SIMPLE AND CLEAN
THE LANDSCAPE ARCHITECT: PATRICK BOYD-LLOYD, DAVID ROLSTON LANDSCAPE ARCHITECTS
We asked Patrick Boyd Lloyd to create a modern design featuring
drought-tolerant plants. “During the last couple of decades, it’s become
not only popular but imperative to watch how we plant our gardens and
be mindful of the resources we use,” he says. But that doesn’t mean that
we have to settle for a yard of gravel and cacti. The solution is to
use native and adaptive plants. He also suggests using a series of rain
harvest catchment cisterns under the porch and adding gutters that will
feed into them. Even if a homeowner can’t add a full irrigation system,
this will help when there’s a drought and/or water restrictions.

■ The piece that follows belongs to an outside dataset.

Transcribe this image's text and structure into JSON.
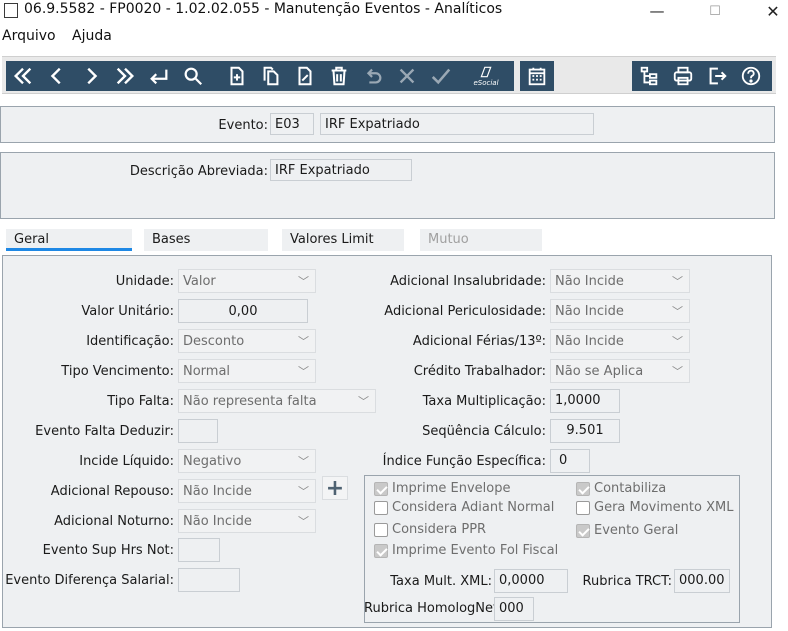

Boyd-Lloyd also suggests wrapping the northeast corner of the property
with a low galvanized steel fence and removing much of the sod and
replacing it with decomposed granite for a large seating area.
SOFT AND MODERN
THE LANDSCAPE ARCHITECT: CHRISTA MCCALL, PAPER KITES STUDIO
Christa McCall began with the restrictions enforced by Winnetka Heights. “I
started with the ordinance, and I looked at specific things as far as
trying to maintain a certain look or style without detracting from the
architecture,” she says. After driving the neighborhood and studying the
house, as well as street access and visibility, she began creating a
“soft and modern” design. She created an environment that appeared lush
at first glance, even though it’s a water-conscious design. The trick,
she says, is to find plants like Texas redbud and pair them with plants
that have the same needs in the same areas.
McCall says the
biggest misconception people have about water-conscious design is that
there isn’t a need for any water ever. People also unfairly expect
perfection. “Everyone knows that Mother Nature is random, but people
want their yards to constantly be perfect,” she says.